Appelée aussi : citronnelle, céline, piment des ruches, thé de France, piment des abeilles ou herbe au citron, son nom nous vient du grec "melissophullon" qui signifie "feuille à abeilles".

La mélisse jouit d'une grande réputation depuis l'Antiquité où le médecin grec Hippocrate la recommandait pour soulager les troubles digestifs mais ce sont les médecins arabes qui vont découvrir la plupart des propriétés médicinales de la mélisse, en particulier sur l’humeur, qu'on appellerait de nos jours le « stress ». Avicenne, médecin perse du 11ème siècle disait de la mélisse qu'elle « est propre à relever les forces, ranimer le courage, faire renaître la gaîté, chasser les soucis et dissiper l’anxiété ». Enfin, le naturaliste Pline l’ancien exaltait la mélisse qui « si on en frotte les ruches, empêche les abeilles de fuir : il n’est, en effet, point de fleur qu’elles aiment mieux ». La mélisse s'appelait alors melissophyllon, la « feuille à l’abeille ».

Au Moyen-Age, on jonchait les sols en pierre des châteaux de brassées de mélisse, autant pour son odeur agréable que pour éloigner les insectes.

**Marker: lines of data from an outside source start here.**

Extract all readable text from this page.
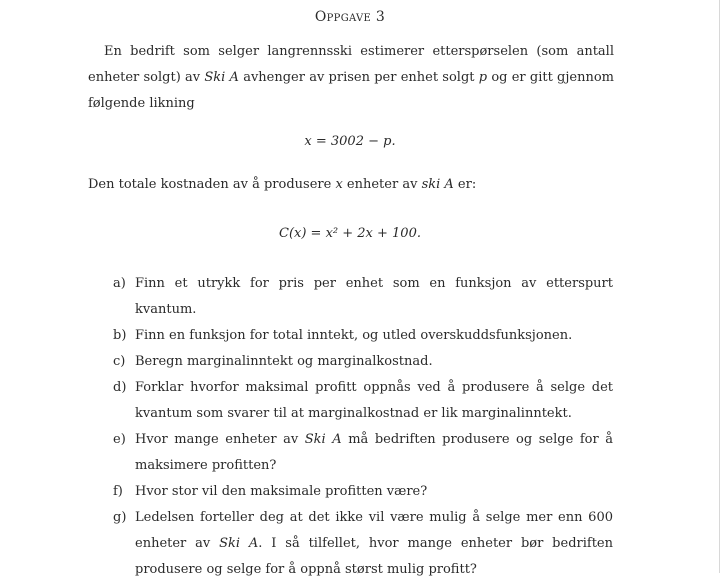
Oppgave 3
En bedrift som selger langrennsski estimerer etterspørselen (som antall enheter solgt) av Ski A avhenger av prisen per enhet solgt p og er gitt gjennom følgende likning
x = 3002 − p.
Den totale kostnaden av å produsere x enheter av ski A er:
C(x) = x² + 2x + 100.
a) Finn et utrykk for pris per enhet som en funksjon av etterspurt kvantum.
b) Finn en funksjon for total inntekt, og utled overskuddsfunksjonen.
c) Beregn marginalinntekt og marginalkostnad.
d) Forklar hvorfor maksimal profitt oppnås ved å produsere å selge det kvantum som svarer til at marginalkostnad er lik marginalinntekt.
e) Hvor mange enheter av Ski A må bedriften produsere og selge for å maksimere profitten?
f) Hvor stor vil den maksimale profitten være?
g) Ledelsen forteller deg at det ikke vil være mulig å selge mer enn 600 enheter av Ski A. I så tilfellet, hvor mange enheter bør bedriften produsere og selge for å oppnå størst mulig profitt?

On retrouve la mélisse dans la composition des liqueurs créées dans les monastères français comme la Bénédictine, la Chartreuse ou encore l’Eau de mélisse des Carmes, créée en 1611 par les religieux des Carmes à Paris et médicament favori du Cardinal de Richelieu. Depuis, de nombreuses études ont été faites, et en 1978, les propriétés antivirales de la plante ont été reconnues dont son efficacité particulière sur le virus de l'herpès.

Margot a bien sûr sa recette culinaire avec la mélisse de son jardin : les suprêmes de poulet à la mélisse. Pour cette recette rapide, goûteuse et parfumée, elle met des filets de poulets à revenir dans une poêle avec deux cuillers d'huile d'olive. Après cuisson des suprêmes, elle rajoute des gousses d'ail effilées, une pointe de piment doux, du sel et une ou deux poignées de mélisse. Pour finir, elle déglace sa poêle avec un jus de citron, un régal!

Pour se rafraîchir en été, voici une recette avec de la mélisse : faire bouillir un litre d'eau et y plonger deux belles poignées de mélisse puis arrêter le feu et couvrir la casserole pour laisser infuser. Puis, filtrer cette préparation dans un tamis recouvert d'une feuille d'essuie-tout pour rendre le liquide limpide. Enfin, presser un citron ou une orange et ajouter ce jus à la boisson avant de le mettre au frais.

En ces temps d'anxiété, de nervosité et de difficulté à s'endormir, une bonne tisane de mélisse, ou cette eau de mélisse au citron rafraîchissante, sera souveraine pour ramener la sérénité.